Istilah syari’at, thariqat, hakikat dan ma’rifat bukanlah sebuah jenjang. Keempat hal tersebut sebenarnya merupakan satu kesatuan organisme yang seharusnya berselaras. Maka jika salah satu elemen tersebut tak berjalan, maka jalan menuju Allah pun akan terganggu.
Apa yang harus dipersiapkan bagi seseorang yang akan memasuki gerbang pintu tasawuf?
Nawaitu (niat) menuju pada Allah dan dibimbing oleh seorang mursyid.
Apakah harus dengan bimbingan mursyid?
Karena dalam al-Qur’an dijelaskan, “faman yudllil falan tajida lahu waliyyan mursyida.” Siapa yang tersesat, dia tidak akan pernah menemukan wali yang mursyida.
Bisakah seseorang menapaki jalan Tuhan sendirian tanpa bimbingan mursyid?
Bisa saja. Tapi jika hal itu dilakukan tanpa mursyid, nanti sulit membedakan mana yang nafsu, syetan, ilham, malaikat, atau kata hati yang paling dalam. Kita ini membedakan sedang tafakur atau melamun saja sulit kok. Untuk belajar shalat saja, kita tidak bisa hanya membaca dan menirukan apa yang ada di buku-buku tuntunan shalat.
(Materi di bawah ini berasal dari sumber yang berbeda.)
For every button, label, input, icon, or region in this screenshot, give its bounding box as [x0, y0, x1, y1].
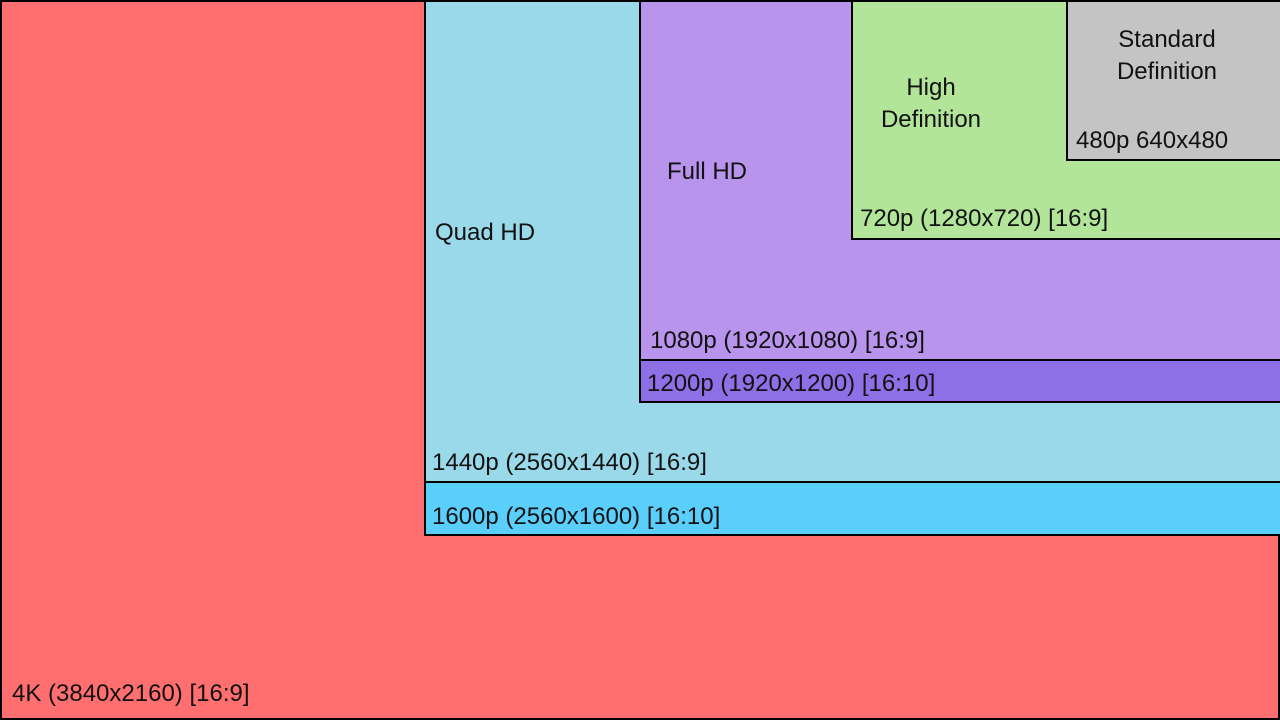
label-1200p: 1200p (1920x1200) [16:10] [647, 370, 936, 397]
label-4k: 4K (3840x2160) [16:9] [12, 680, 250, 707]
label-480p: 480p 640x480 [1076, 127, 1229, 154]
label-quad-hd: Quad HD [435, 219, 536, 246]
label-1600p: 1600p (2560x1600) [16:10] [432, 503, 721, 530]
label-standard-definition: Standard Definition [1116, 26, 1218, 85]
label-high-definition: High Definition [880, 74, 982, 133]
label-1080p: 1080p (1920x1080) [16:9] [650, 327, 925, 354]
label-full-hd: Full HD [667, 158, 748, 185]
label-720p: 720p (1280x720) [16:9] [860, 205, 1109, 232]
label-1440p: 1440p (2560x1440) [16:9] [432, 449, 707, 476]
region-480p [1066, 0, 1280, 161]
Kita masih perlu bimbingan guru agama. Apalagi soal batin ini.
Lantas, bagaimana kita memilih guru tasawuf yang benar. Apakah ada ciri-ciri khusus yang melekat pada diri seorang sufi? Sebab, saat ini kan banyak yang mengaku dirinya seorang sufi…
Kalau ada orang yang mengaku dirinya sufi, berarti dirinya bukanlah seorang sufi. Sama dengan orang yang mengaku dirinya wali, jelas dia bukan wali.
Dalam bertasawuf itu kan ada empat akad: Shod, wawu, fa’ dan ya’ yang terangkum dalam Sufi. Shod, itu shofauhu (beningnya, jernihnya hati), wafauhu (dia memenuhi janjinya di hadapan Allah), fanauhu (yang ada hanya Allah), dan yaunnisbah (ya’ yang dinisbatkan hanya pada Allah).
Jadi kalimat Innii bukanlah berarti aku, tapi Allah. Sehingga keakuan kita, ego kita harus dilunturkan. Apa pun yang dilakukan oleh seorang sufi, muaranya harus kembali pada Allah. Karena ada prinsip minhu (dari-Nya), bihi (bersama-Nya), ilaihi (menuju pada-Nya), lahu (hanya bagi-Nya), dan ‘alaihi (hanya bersandar penuh kepada-Nya).
Sebagai pelaku tasawuf, tentu anda sering mendapatkan pengalaman rohani. Bisa diceritakan pengalaman seperti apa saja yang pernah anda alami?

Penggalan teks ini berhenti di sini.